Bottled water could be labeled as a healthy food with the FDA’s new definition . Brian Ford ©2018

Click the play button above to hear what a local dietitian has to say about the FDA’s changes regarding which foods can be labeled as healthy.

Audio Transcript: Mystoryscript

By Brian Ford SYRACUSE, N.Y. (NCC News) – The U.S. Food and Drug Administration is redefining which foods can be labeled as healthy.  Pizza bagels, chewing gum and bottled water are just a few of the foods that may be considered healthy because of the FDA’s change.

Some say labeling more foods as healthy could be misleading to consumers, especially those who are in a rush while food shopping.

A local dietitian said people should pay more attention to the nutrients in foods rather than look for a label that claims the food is healthy.

“Because a lot of people don’t have a lot of time, they go to the grocery store- the first thing they look at is the front of the package and if there’s a misleading healthy claim, they might grab that food,” said Julie Mellen, a dietitian at Upstate Medical University. “They might not take the next step and look at the nutrition facts to see if this is really a healthy food.”

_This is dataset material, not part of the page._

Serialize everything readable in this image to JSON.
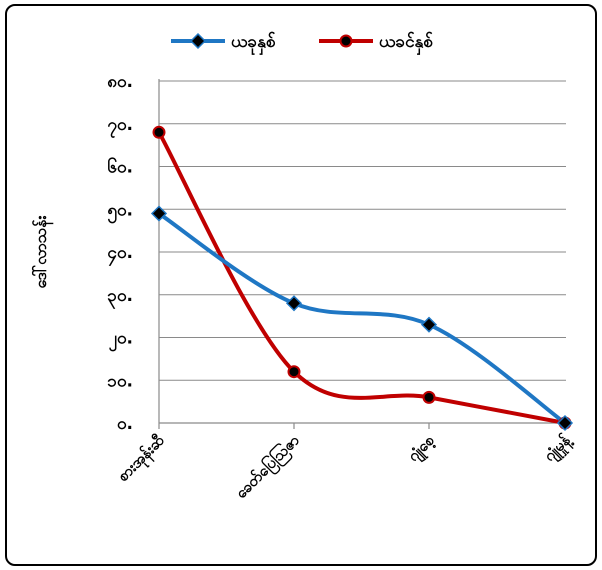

Mellen also thinks health refers to someone’s overall diet, and not just individual foods. She said there is no generic healthy diet, because everyone’s body is different, which means different people require different foods.

“There are maybe good food choices and maybe not so good food choices,” said Mellen. “But all of those can be part of a healthy diet.”

Mellen’s patients have a wide variety of health concerns, and what she recommends they eat is determined by the problems they are dealing with.  For instance, if a patient has weight issues, she stresses paying attention to caloric intake. If the patient has heart issues, she will have them pay more attention to the types of fat in their diet.

She stresses the importance of serving size and reading nutrition labels with all of her patients. Using those two things is what Mellen thinks determines whether or not a food can be considered healthy.

The old federal standards for which foods are considered healthy dates back to 1994.